What I would like to link is:
1) "la" (no space after) in <orig> (I think this tag is more
appropriate here than <sic>) to "la" in <reg>
2) "cho sa" in <orig> to "cosa" in <reg>
I cannot figure out an easier way than something
<seg type="ot" rend="no_space_after">la</seg>
and then use linking and alignment methods.
The question is:
If I want the tokenization be done automatically, how should
I pre-tag this kind of regulirazation?
It seems to me that Emmanuele's initial idea of introducing a new
tag makes sense.
I would suggest something like <sb/> for "space break" with
<orig>la<sb type="reg"/>cho<sb type="orig"/>sa</orig>
la <sb type="reg"/> <choice><orig>cho<sb type="orig"/>sa</orig>
----- Original Message -----
From: "Lou Burnard" <[log in to unmask]>
To: "Alexey LAVRENTEV" <[log in to unmask]>
Cc: <[log in to unmask]>
Sent: Monday, March 03, 2008 11:07 AM
Subject: Re: Critical Insert
> Hello Alexe[iy]!
> Thanks for the suggestion as to a possible use-case.

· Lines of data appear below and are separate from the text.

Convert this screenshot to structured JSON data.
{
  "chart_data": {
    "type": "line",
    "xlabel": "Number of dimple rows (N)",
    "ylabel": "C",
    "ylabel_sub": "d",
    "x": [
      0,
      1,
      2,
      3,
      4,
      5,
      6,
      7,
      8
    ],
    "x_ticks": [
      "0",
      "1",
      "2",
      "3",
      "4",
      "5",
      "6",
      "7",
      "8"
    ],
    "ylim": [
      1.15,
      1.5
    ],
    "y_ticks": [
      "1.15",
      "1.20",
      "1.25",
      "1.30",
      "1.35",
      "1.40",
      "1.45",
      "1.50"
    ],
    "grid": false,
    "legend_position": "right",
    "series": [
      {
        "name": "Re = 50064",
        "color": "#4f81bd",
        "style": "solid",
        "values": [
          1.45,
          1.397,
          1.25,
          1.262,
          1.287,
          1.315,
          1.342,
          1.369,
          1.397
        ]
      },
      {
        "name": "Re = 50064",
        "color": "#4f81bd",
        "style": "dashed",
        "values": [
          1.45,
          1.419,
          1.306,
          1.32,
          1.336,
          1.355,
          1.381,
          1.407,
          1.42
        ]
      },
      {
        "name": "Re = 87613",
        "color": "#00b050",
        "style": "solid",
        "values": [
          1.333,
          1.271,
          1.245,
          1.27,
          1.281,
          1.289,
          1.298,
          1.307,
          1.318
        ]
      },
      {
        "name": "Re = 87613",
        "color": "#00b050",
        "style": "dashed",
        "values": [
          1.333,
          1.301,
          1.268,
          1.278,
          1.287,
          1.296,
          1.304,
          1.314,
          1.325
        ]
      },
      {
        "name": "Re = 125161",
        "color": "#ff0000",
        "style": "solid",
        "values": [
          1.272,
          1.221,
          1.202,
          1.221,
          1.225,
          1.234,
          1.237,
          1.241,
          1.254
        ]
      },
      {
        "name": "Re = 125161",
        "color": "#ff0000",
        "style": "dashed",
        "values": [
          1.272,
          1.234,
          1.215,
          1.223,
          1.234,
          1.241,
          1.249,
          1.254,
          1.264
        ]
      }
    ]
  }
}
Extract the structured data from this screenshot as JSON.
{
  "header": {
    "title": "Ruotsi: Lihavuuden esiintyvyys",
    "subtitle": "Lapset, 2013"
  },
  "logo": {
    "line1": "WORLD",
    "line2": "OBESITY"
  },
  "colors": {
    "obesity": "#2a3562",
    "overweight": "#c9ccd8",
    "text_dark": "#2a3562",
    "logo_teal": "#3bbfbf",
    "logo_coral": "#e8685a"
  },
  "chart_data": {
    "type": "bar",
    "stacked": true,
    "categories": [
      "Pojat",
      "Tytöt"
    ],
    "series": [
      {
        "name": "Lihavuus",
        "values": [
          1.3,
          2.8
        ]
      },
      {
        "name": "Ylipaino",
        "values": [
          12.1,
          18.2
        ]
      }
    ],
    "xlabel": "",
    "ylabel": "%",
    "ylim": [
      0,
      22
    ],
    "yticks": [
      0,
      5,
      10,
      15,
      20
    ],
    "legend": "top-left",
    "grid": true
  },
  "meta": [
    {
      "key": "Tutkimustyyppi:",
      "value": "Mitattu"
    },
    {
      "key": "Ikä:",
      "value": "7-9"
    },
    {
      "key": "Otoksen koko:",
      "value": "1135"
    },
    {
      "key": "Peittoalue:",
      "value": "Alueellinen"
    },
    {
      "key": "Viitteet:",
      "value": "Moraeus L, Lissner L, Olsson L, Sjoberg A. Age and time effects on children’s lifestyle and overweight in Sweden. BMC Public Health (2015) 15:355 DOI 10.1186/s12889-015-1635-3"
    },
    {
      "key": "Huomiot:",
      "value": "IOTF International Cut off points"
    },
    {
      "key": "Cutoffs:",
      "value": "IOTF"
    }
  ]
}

But surely this could
> be coped with quite easily:
> <reg><seg>la</seg> <seg>cosa</seg></reg>
> (I've used <seg> here rather than <w> to avoid arguments about what a word
> is, but the same principles apply; you could also saying something like
> <seg type="orthographicToken"> or introducing a new element <ot> for that
> Once you have the tokens identified, you can use the usual linking and
> alignment methods to associate them, of course.
> Alexey LAVRENTEV wrote:
>> Lou Burnard wrote:
>>> What's wrong with
>>> <sic>lacho sa</sic>
>>> <reg>la cosa</reg>
>>> What kinds of query or analysis might you realistically do that this
>>> encoding would not support?
>> I am afraid that this markup makes a confusion between 2 different kinds
>> of regularization:
>> a) spelling,
>> b) spacing.
>> In diplomatic editions, it is not uncommon to have normalized spacing
>> and original spelling.
>> Such an encoding can also cause problems in case of linguistic
>> If you tokenize on the basis of the regularized form but want to keep a
>> of the original one, how will you link the two?